I have now given my notice with my current employer, and I am in the process of transitioning my patients. I still go up and down on this wacky rollercoaster ride- excited, scared, sad, nervous... but mostly excited. I love a new challenge, and have been reminded what a great village I have. 

In the meantime, my new website is up, Stages Counseling and people can schedule appointments ONLINE! Which I am very, very excited about. I have a lot more to process and write about, but all in good time. 

More to come...
 

Friday, June 6, 2014

Things Will Never be the Same

Many of the new moms that I work with come in with the goal of "being like my old self". When I was newer to this field, I felt that was a realistic goal. We would discuss what that would look like, and how they would know when they are making progress, as any good therapist should in the process of treatment planning.

However, the longer that I work with this very special population of clients, and the further I get away from my own experience with postpartum depression (PPD), I realize that it is NOT a realistic goal. I also realize that often, people make their new experience to a new phase of their journey and realize that not only is that not a realistic goal, but that going through a perinatal mood/anxiety disorder (or PMAD for short) has strengthened them.

You don't believe me, do you?

You see, going through a PMAD is a life changing event. And in many cases, it is a traumatic one. Having a baby is supposed to be the happiest event in your life. You are supposed to be glowing, and thrilled, and becoming a mother or father should be "natural" and a state of bliss. Right? WRONG. Even for a parent who has not experienced a PMAD, becoming a parent is not always an easy transition. You are sleep deprived, generally feeling awful about your body, feeling incompetent at moments, and have a lack of time for your relationships. Now throw in some depression, anxiety, OCD, birth trauma, a preemie, multiples, etc. etc. etc, and one might be able to see how this could be a life-altering experience.

Living with a PMAD is like creating a line in the middle of your life- "before PMAD" and "after PMAD". Just like any other line with a before and after, there are changes that happen. A PMAD can change how you view the world, and everyone in it. You may become more cynical. You will likely learn who you can (and cannot) count on. You will be reminded that life is not fair. A PMAD can also change your body chemistry so that your brain may not be capable of going back to how it was "before". Generally, with a combination of therapy and self-care, and often, medication, you can return to a very good level of functioning. But you as a person are still different.
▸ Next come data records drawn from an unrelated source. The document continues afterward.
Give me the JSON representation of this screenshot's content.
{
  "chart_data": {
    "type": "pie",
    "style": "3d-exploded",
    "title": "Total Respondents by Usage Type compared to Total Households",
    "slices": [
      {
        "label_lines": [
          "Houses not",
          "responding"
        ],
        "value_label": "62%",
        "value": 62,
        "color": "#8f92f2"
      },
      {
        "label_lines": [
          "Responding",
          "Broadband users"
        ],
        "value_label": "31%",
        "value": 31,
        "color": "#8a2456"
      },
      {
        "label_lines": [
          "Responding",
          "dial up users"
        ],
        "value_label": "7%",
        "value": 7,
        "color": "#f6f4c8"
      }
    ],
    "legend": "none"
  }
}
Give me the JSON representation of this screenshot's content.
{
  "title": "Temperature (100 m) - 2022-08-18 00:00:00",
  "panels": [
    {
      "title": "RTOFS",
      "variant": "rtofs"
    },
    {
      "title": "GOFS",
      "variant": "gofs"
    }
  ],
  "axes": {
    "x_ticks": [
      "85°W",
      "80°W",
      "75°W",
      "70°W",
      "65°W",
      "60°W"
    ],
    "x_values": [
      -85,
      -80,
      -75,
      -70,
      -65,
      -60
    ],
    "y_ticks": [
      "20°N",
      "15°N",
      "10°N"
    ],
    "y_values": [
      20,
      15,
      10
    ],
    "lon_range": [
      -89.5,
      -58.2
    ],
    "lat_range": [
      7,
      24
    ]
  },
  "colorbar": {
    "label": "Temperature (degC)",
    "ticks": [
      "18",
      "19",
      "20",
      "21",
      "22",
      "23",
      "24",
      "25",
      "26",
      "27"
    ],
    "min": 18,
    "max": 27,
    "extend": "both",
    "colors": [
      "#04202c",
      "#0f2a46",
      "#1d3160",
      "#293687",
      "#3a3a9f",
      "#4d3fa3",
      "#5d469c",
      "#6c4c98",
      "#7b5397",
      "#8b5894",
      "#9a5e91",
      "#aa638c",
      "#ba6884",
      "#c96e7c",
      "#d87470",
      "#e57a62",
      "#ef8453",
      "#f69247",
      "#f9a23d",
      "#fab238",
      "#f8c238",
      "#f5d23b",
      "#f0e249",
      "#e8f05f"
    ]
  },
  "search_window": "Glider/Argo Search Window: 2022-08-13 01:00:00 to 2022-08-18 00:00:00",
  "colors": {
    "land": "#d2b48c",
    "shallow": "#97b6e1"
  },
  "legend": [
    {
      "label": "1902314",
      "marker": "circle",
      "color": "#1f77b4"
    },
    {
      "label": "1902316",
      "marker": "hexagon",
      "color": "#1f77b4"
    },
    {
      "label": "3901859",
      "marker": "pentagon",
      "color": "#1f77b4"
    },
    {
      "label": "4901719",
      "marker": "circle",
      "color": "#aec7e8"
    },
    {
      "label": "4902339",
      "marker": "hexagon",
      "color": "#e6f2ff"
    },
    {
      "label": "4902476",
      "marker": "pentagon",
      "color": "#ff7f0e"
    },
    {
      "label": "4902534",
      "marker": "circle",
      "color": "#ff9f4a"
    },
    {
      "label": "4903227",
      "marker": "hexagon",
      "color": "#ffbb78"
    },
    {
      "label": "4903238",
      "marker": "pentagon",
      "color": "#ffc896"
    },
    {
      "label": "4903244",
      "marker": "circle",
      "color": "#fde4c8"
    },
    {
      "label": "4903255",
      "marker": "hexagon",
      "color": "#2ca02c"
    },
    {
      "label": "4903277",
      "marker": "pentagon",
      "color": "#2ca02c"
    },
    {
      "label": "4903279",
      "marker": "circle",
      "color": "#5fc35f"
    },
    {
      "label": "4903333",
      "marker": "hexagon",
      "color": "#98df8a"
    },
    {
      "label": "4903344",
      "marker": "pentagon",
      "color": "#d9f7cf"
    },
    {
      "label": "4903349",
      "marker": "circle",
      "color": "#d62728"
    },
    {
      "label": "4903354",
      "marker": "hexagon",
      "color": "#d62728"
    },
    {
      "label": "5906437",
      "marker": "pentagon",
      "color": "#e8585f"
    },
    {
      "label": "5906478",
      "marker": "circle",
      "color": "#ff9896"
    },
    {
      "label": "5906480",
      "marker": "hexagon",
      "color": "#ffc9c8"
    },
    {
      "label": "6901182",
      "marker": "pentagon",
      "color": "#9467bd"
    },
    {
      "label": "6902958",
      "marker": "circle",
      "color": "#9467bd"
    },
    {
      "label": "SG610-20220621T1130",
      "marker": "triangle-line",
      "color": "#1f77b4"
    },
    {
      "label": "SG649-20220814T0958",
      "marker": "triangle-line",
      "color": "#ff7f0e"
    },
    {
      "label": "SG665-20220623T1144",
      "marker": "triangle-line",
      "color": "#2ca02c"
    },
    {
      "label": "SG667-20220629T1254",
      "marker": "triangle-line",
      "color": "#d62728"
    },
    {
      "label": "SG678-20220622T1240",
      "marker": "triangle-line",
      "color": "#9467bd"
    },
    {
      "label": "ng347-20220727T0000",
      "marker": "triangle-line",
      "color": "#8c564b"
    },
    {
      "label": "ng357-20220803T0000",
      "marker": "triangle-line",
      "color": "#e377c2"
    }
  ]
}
There are positives that come out of this experience as well. In hindsight, people are able to look back and see that they didn't realize how strong they were. How resilient they were. How wonderful their partner is, or how their relationship was strengthened as a result of weathering such a storm. But just like going through any major life altering event, like cancer, or a death, you are still not the same person that you were before.

Being the "same" does not mean that you failed. It means accepting that because of this event, you will not be the same. Ever. And that isn't a bad thing. You will be stronger, braver, and healthier. You may have scars, but you have a story of perseverance to go with the scars.